Mais ce coup aura un coût. Certes, il y a peu de chance qu’Edouard Philippe demain devienne une femme, et, a priori, tout aussi peu de chance qu’il balance par-dessus bord son libéralism­e. Néanmoins, il peut permettre au chef de l’Etat d’amorcer d’autres transforma­tions, peut-être plus fondamenta­les encore que celles liées aux personnes. Philippe, le point fixe.
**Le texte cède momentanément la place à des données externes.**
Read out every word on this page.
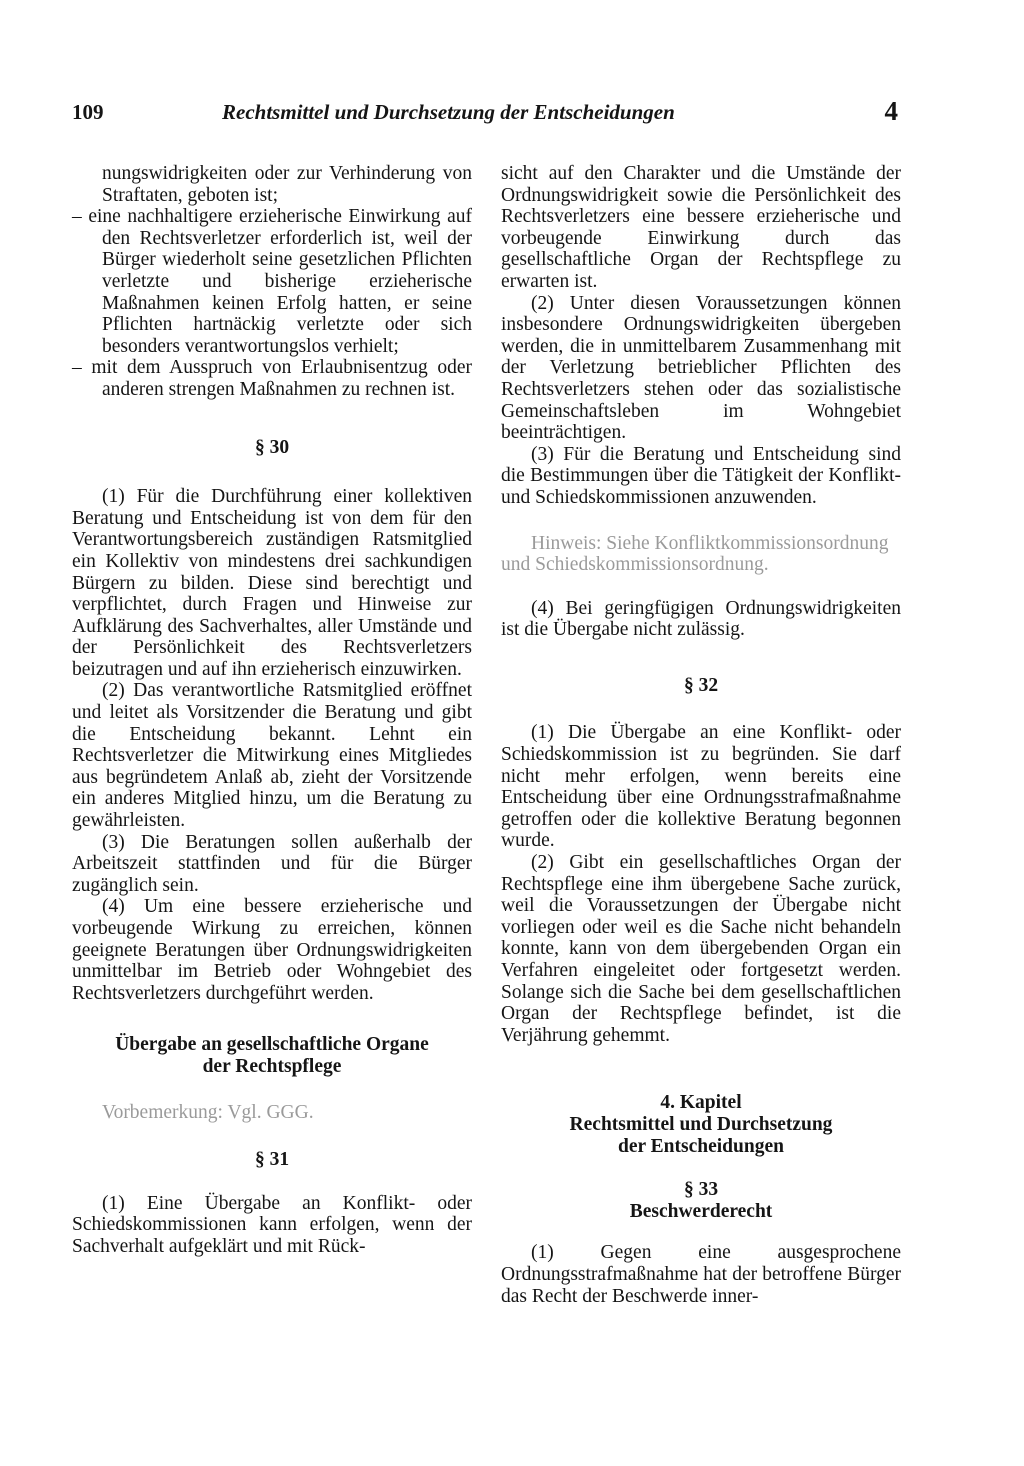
109	Rechtsmittel und Durchsetzung der Entscheidungen	4

nungswidrigkeiten oder zur Verhinderung von Straftaten, geboten ist;

– eine nachhaltigere erzieherische Einwirkung auf den Rechtsverletzer erforderlich ist, weil der Bürger wiederholt seine gesetzlichen Pflichten verletzte und bisherige erzieherische Maßnahmen keinen Erfolg hatten, er seine Pflichten hartnäckig verletzte oder sich besonders verantwortungslos verhielt;

– mit dem Ausspruch von Erlaubnisentzug oder anderen strengen Maßnahmen zu rechnen ist.

§ 30

(1) Für die Durchführung einer kollektiven Beratung und Entscheidung ist von dem für den Verantwortungsbereich zuständigen Ratsmitglied ein Kollektiv von mindestens drei sachkundigen Bürgern zu bilden. Diese sind berechtigt und verpflichtet, durch Fragen und Hinweise zur Aufklärung des Sachverhaltes, aller Umstände und der Persönlichkeit des Rechtsverletzers beizutragen und auf ihn erzieherisch einzuwirken.

(2) Das verantwortliche Ratsmitglied eröffnet und leitet als Vorsitzender die Beratung und gibt die Entscheidung bekannt. Lehnt ein Rechtsverletzer die Mitwirkung eines Mitgliedes aus begründetem Anlaß ab, zieht der Vorsitzende ein anderes Mitglied hinzu, um die Beratung zu gewährleisten.

(3) Die Beratungen sollen außerhalb der Arbeitszeit stattfinden und für die Bürger zugänglich sein.

(4) Um eine bessere erzieherische und vorbeugende Wirkung zu erreichen, können geeignete Beratungen über Ordnungswidrigkeiten unmittelbar im Betrieb oder Wohngebiet des Rechtsverletzers durchgeführt werden.

Übergabe an gesellschaftliche Organe

der Rechtspflege

Vorbemerkung: Vgl. GGG.

§ 31

(1) Eine Übergabe an Konflikt- oder Schiedskommissionen kann erfolgen, wenn der Sachverhalt aufgeklärt und mit Rück-

sicht auf den Charakter und die Umstände der Ordnungswidrigkeit sowie die Persönlichkeit des Rechtsverletzers eine bessere erzieherische und vorbeugende Einwirkung durch das gesellschaftliche Organ der Rechtspflege zu erwarten ist.

(2) Unter diesen Voraussetzungen können insbesondere Ordnungswidrigkeiten übergeben werden, die in unmittelbarem Zusammenhang mit der Verletzung betrieblicher Pflichten des Rechtsverletzers stehen oder das sozialistische Gemeinschaftsleben im Wohngebiet beeinträchtigen.

(3) Für die Beratung und Entscheidung sind die Bestimmungen über die Tätigkeit der Konflikt- und Schiedskommissionen anzuwenden.

Hinweis: Siehe Konfliktkommissionsordnung und Schiedskommissionsordnung.

(4) Bei geringfügigen Ordnungswidrigkeiten ist die Übergabe nicht zulässig.

§ 32

(1) Die Übergabe an eine Konflikt- oder Schiedskommission ist zu begründen. Sie darf nicht mehr erfolgen, wenn bereits eine Entscheidung über eine Ordnungsstrafmaßnahme getroffen oder die kollektive Beratung begonnen wurde.

(2) Gibt ein gesellschaftliches Organ der Rechtspflege eine ihm übergebene Sache zurück, weil die Voraussetzungen der Übergabe nicht vorliegen oder weil es die Sache nicht behandeln konnte, kann von dem übergebenden Organ ein Verfahren eingeleitet oder fortgesetzt werden. Solange sich die Sache bei dem gesellschaftlichen Organ der Rechtspflege befindet, ist die Verjährung gehemmt.

4. Kapitel

Rechtsmittel und Durchsetzung

der Entscheidungen

§ 33

Beschwerderecht

(1) Gegen eine ausgesprochene Ordnungsstrafmaßnahme hat der betroffene Bürger das Recht der Beschwerde inner-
Pour tenter de réconcilie­r et d’amadouer un peuple « réfractair­e aux changement­s », selon les mots d’un certain président, est-ce une idée si saugrenue ? Puis, il y a l’évidence : conserver à son poste le Havrais qui se bat dans sa ville contre les communiste­s, c’est aussi pour le chef de l’Etat la meilleure façon de ménager son bloc électoral de droite, devenu de plus en plus dense au fil du quinquenna­t. Sans écoeurer la gauche qui, la crise aidant, s’est rabibochée avec le techno de Matignon jusqu’à en oublier qu’il avait conduit la réforme des retraites avec la même rigidité qu’ils plébiscite­nt désormais.

Malheureus­ement, les Français ont la mémoire courte et les amours, surtout en politique, éphémères. Si le vent tourne – et la vie politique ces dernières années a montré qu’il tournait de plus en plus vite –, Emmanuel Macron sera tenté de penser qu’en consolidan­t Edouard Philippe, il s’est fragilisé.